Oregon drivers face a license suspension ranging from 90 days to 3 years for failing or refusing a breath or blood test. An Oregon DUII conviction will results in a driver’s license suspension of 1 to 3 years or and even a lifetime suspension. A DUII stands for driving under the influence of intoxicants. If you been arrested in Oregon you should contact an attorney right away to protect your rights.

Oregon DUI arrests (often called DUII, for driving under the influence of intoxicants) trigger two separate cases: a criminal court case, where significant punishment including jail time, fines, mandatory classes, required ignition interlock devices, and other consequences are sought; and a DMV case, where the person's driver's license may be suspended.


Drunk driving defense is a specialized area. Let one of the qualified DUI LAWS attorneys find a solution to your legal problem if you, or someone you care about, has been arrested for DUI or DUII. Contact an Oregon DUI LAWS lawyer near you for a free consultation by calling 1.800.DUI.LAWS.

Oregon drivers face a license suspension ranging from 90 days to three years for failing or refusing a breath or blood test. An Oregon DUII conviction will result in a driver's license suspension of one or three years, or a lifetime suspension. Oregon DUII laws are some of the strictest in the country, making it critical that one contact a qualified Oregon DUI defense attorney immediately if accused of drunk driving or any DUII related offense.

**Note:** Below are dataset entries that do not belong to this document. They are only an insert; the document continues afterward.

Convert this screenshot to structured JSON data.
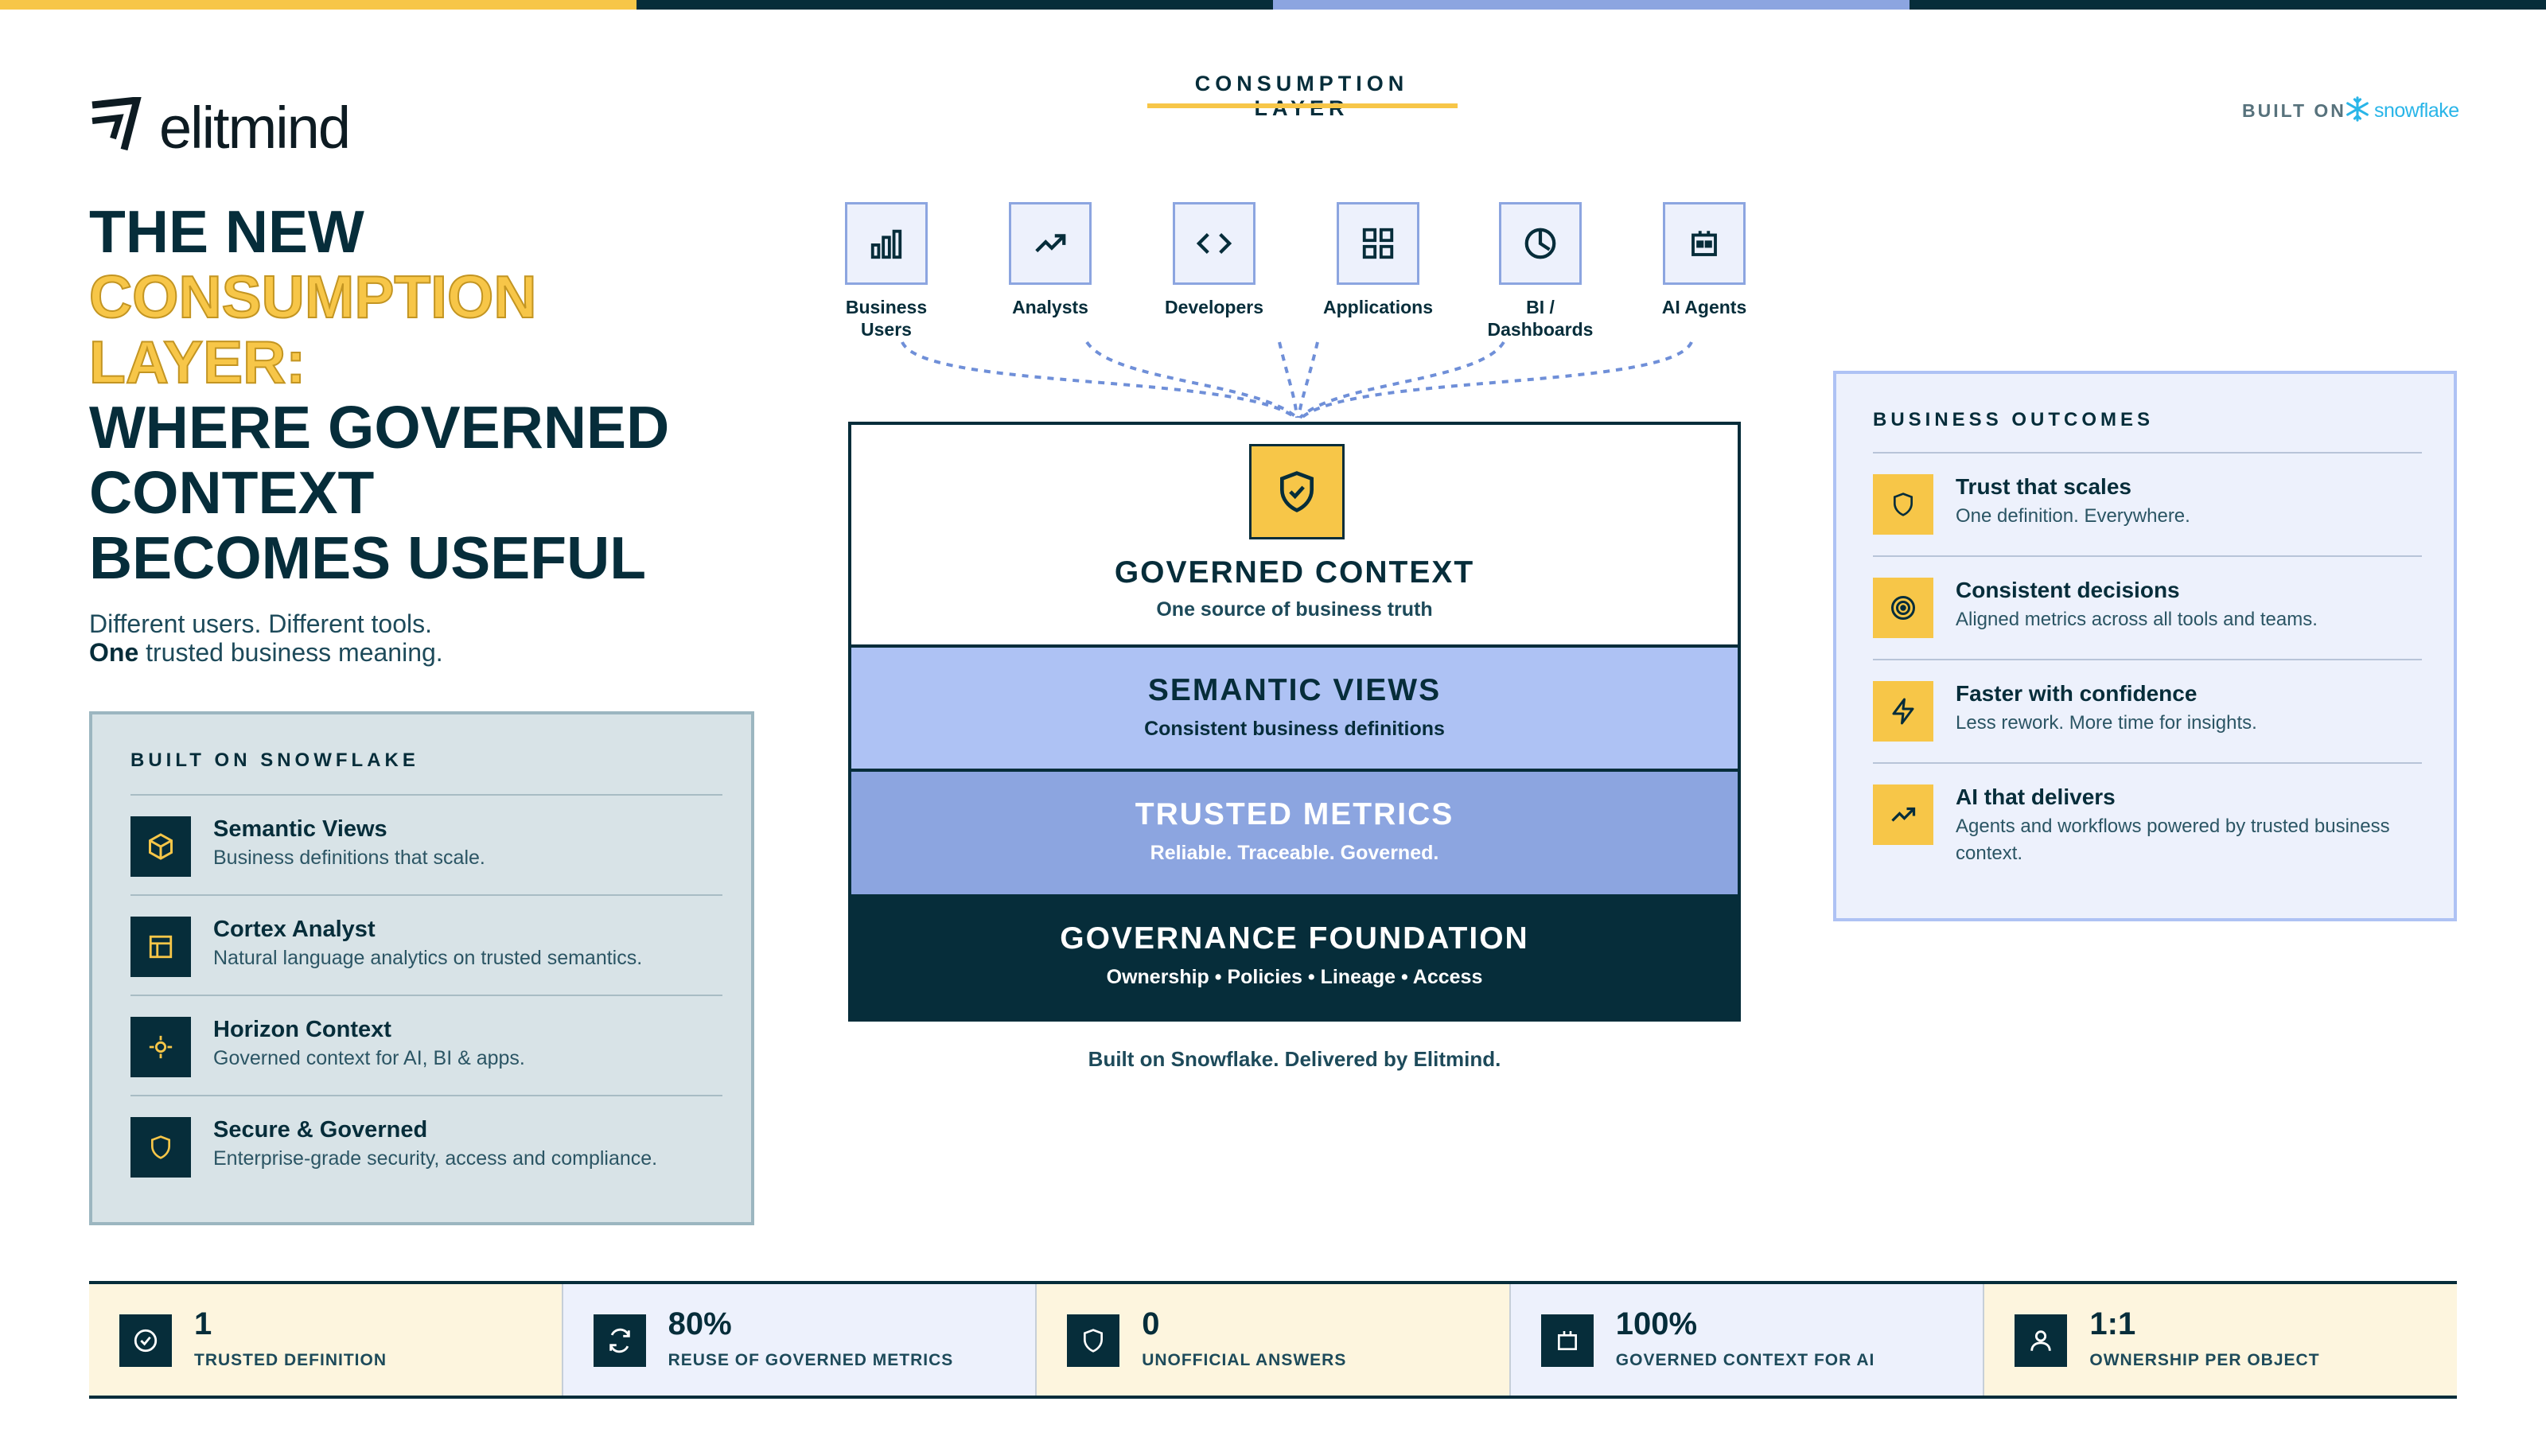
{
  "colors": {
    "navy": "#062d3a",
    "yellow": "#f7c648",
    "periwinkle": "#8ca5e0",
    "light_periwinkle": "#aec2f4",
    "snowflake_blue": "#29b5e8"
  },
  "logo": {
    "text": "elitmind",
    "icon": "elitmind-logo-mark"
  },
  "headline": {
    "line1": "THE NEW",
    "accent1": "CONSUMPTION",
    "accent2": "LAYER:",
    "line2": "WHERE GOVERNED",
    "line3": "CONTEXT",
    "line4": "BECOMES USEFUL"
  },
  "subheadline": {
    "line1": "Different users. Different tools.",
    "bold": "One",
    "line2_rest": " trusted business meaning."
  },
  "built_on_panel": {
    "title": "BUILT ON SNOWFLAKE",
    "items": [
      {
        "title": "Semantic Views",
        "desc": "Business definitions that scale.",
        "icon": "cube-icon"
      },
      {
        "title": "Cortex Analyst",
        "desc": "Natural language analytics on trusted semantics.",
        "icon": "layout-icon"
      },
      {
        "title": "Horizon Context",
        "desc": "Governed context for AI, BI & apps.",
        "icon": "target-crosshair-icon"
      },
      {
        "title": "Secure & Governed",
        "desc": "Enterprise-grade security, access and compliance.",
        "icon": "shield-icon"
      }
    ]
  },
  "consumption": {
    "heading": "CONSUMPTION LAYER",
    "built_on_label": "BUILT ON",
    "snowflake_text": "snowflake",
    "users": [
      {
        "label_l1": "Business",
        "label_l2": "Users",
        "icon": "bar-chart-icon"
      },
      {
        "label_l1": "Analysts",
        "label_l2": "",
        "icon": "trend-up-icon"
      },
      {
        "label_l1": "Developers",
        "label_l2": "",
        "icon": "code-icon"
      },
      {
        "label_l1": "Applications",
        "label_l2": "",
        "icon": "grid-icon"
      },
      {
        "label_l1": "BI /",
        "label_l2": "Dashboards",
        "icon": "clock-pie-icon"
      },
      {
        "label_l1": "AI Agents",
        "label_l2": "",
        "icon": "robot-icon"
      }
    ]
  },
  "stack": {
    "governed_context": {
      "title": "GOVERNED CONTEXT",
      "sub": "One source of business truth"
    },
    "semantic_views": {
      "title": "SEMANTIC VIEWS",
      "sub": "Consistent business definitions"
    },
    "trusted_metrics": {
      "title": "TRUSTED METRICS",
      "sub": "Reliable. Traceable. Governed."
    },
    "foundation": {
      "title": "GOVERNANCE FOUNDATION",
      "sub": "Ownership • Policies • Lineage • Access"
    },
    "tagline": "Built on Snowflake. Delivered by Elitmind."
  },
  "outcomes": {
    "title": "BUSINESS OUTCOMES",
    "items": [
      {
        "title": "Trust that scales",
        "desc": "One definition. Everywhere.",
        "icon": "shield-icon"
      },
      {
        "title": "Consistent decisions",
        "desc": "Aligned metrics across all tools and teams.",
        "icon": "target-icon"
      },
      {
        "title": "Faster with confidence",
        "desc": "Less rework. More time for insights.",
        "icon": "lightning-icon"
      },
      {
        "title": "AI that delivers",
        "desc": "Agents and workflows powered by trusted business context.",
        "icon": "trend-up-icon"
      }
    ]
  },
  "stats": [
    {
      "value": "1",
      "label": "TRUSTED DEFINITION",
      "icon": "check-circle-icon",
      "bg": "#fdf5de"
    },
    {
      "value": "80%",
      "label": "REUSE OF GOVERNED METRICS",
      "icon": "refresh-icon",
      "bg": "#edf1fc"
    },
    {
      "value": "0",
      "label": "UNOFFICIAL ANSWERS",
      "icon": "shield-icon",
      "bg": "#fdf5de"
    },
    {
      "value": "100%",
      "label": "GOVERNED CONTEXT FOR AI",
      "icon": "robot-icon",
      "bg": "#edf1fc"
    },
    {
      "value": "1:1",
      "label": "OWNERSHIP PER OBJECT",
      "icon": "user-icon",
      "bg": "#fdf5de"
    }
  ]
}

Oregon DUI / DWI law does not require that you be drunk to be convicted of Oregon drunk driving (or DUII, driving under the influence of intoxicants). In Oregon, you may be convicted of DUII if you are merely affected to some perceptible degree by the intoxicant you have consumed. The test is whether you lack the clearness of mind and physical control that you normally possess because of the intoxicant you have consumed. Intoxicants include drugs, alcohol, or a combination of both. If you are in such a physical condition through the use of medication, drugs or even fatigue so that you become affected by a lesser amount of intoxicant than would normally affect you, you may still be found guilty of the charge of driving under the influence of intoxicants if your mental or physical faculties are affected to a noticeable degree. The offense may be committed on a public highway or on premises open to the public. Therefore, the law applies to areas such as parking lots, transit station parking facilities, and school yards, but does not apply to driving on private land not open to the public.


The prosecutor usually relies upon the opinion testimony of police officers who have made the DUII arrest. That opinion is usually based upon the officers' observations of driving pattern, physical appearance after the stop, your walking, standing, and speaking. The opinion also can be based upon the statements, if any, you make to the officer.

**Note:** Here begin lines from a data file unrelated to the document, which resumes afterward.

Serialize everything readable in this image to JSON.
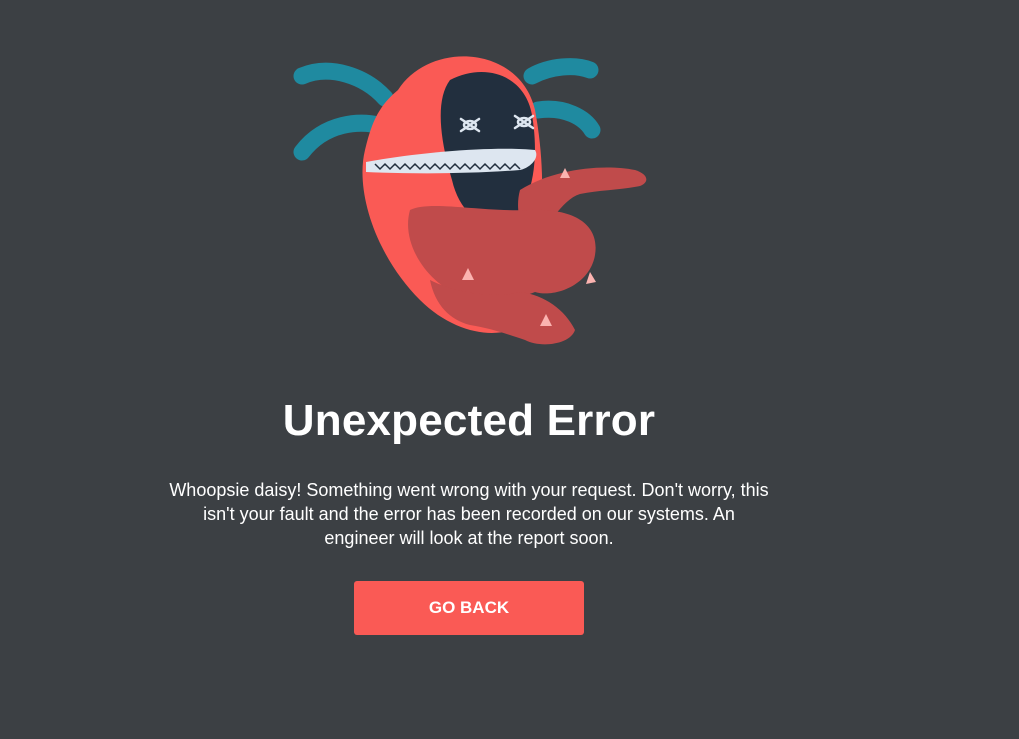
{
  "illustration": {
    "icon": "error-monster-illustration",
    "colors": {
      "body": "#fa5a55",
      "arms": "#c04b4b",
      "face": "#222f3e",
      "antennae": "#1f8aa0",
      "teeth": "#dde6f0"
    }
  },
  "error": {
    "title": "Unexpected Error",
    "message": "Whoopsie daisy! Something went wrong with your request. Don't worry, this isn't your fault and the error has been recorded on our systems. An engineer will look at the report soon."
  },
  "actions": {
    "go_back_label": "GO BACK"
  },
  "theme": {
    "background": "#3c4044",
    "accent": "#fa5a55",
    "text": "#ffffff"
  }
}
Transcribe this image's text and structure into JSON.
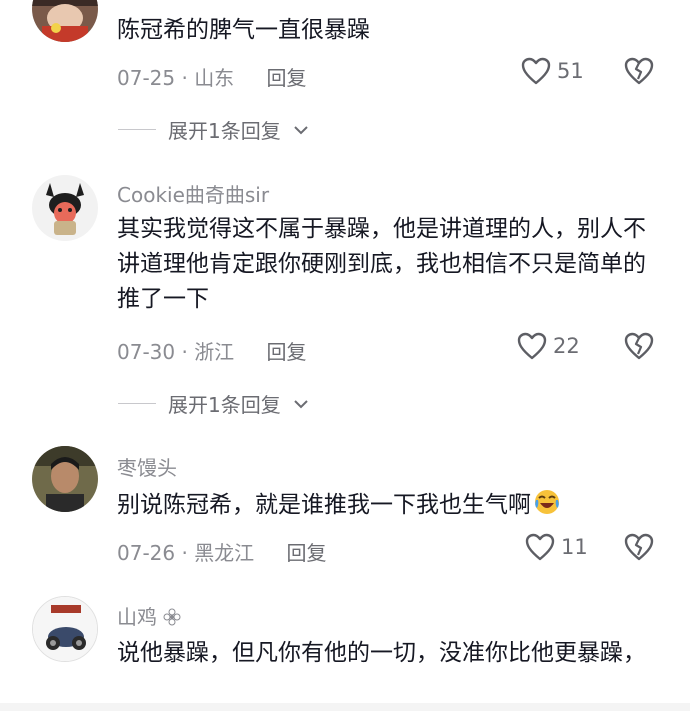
{
  "comments": [
    {
      "text": "陈冠希的脾气一直很暴躁",
      "date_location": "07-25 · 山东",
      "reply_label": "回复",
      "likes": "51",
      "expand_label": "展开1条回复"
    },
    {
      "username": "Cookie曲奇曲sir",
      "text": "其实我觉得这不属于暴躁，他是讲道理的人，别人不讲道理他肯定跟你硬刚到底，我也相信不只是简单的推了一下",
      "date_location": "07-30 · 浙江",
      "reply_label": "回复",
      "likes": "22",
      "expand_label": "展开1条回复"
    },
    {
      "username": "枣馒头",
      "text": "别说陈冠希，就是谁推我一下我也生气啊",
      "date_location": "07-26 · 黑龙江",
      "reply_label": "回复",
      "likes": "11"
    },
    {
      "username": "山鸡",
      "text": "说他暴躁，但凡你有他的一切，没准你比他更暴躁，"
    }
  ],
  "icons": {
    "like": "heart-outline-icon",
    "dislike": "broken-heart-icon",
    "expand": "chevron-down-icon",
    "emoji": "crying-laughing-emoji"
  },
  "colors": {
    "text": "#161823",
    "meta": "#8a8b91",
    "background": "#ffffff"
  }
}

An officer also may ask you to do certain balance tests or certain memory tests commonly called "field sobriety tests." If you are warned that your refusal to perform such tests may be admitted in court against you, your refusal to perform such tests may not be admitted at trial. Once an officer has placed you under arrest, he or she is required to read you your constitutional rights. You have no legal obligation to say anything to the police officer at any time other than to present your driver's license and vehicle registration. Anything you do say can be used against you at trial.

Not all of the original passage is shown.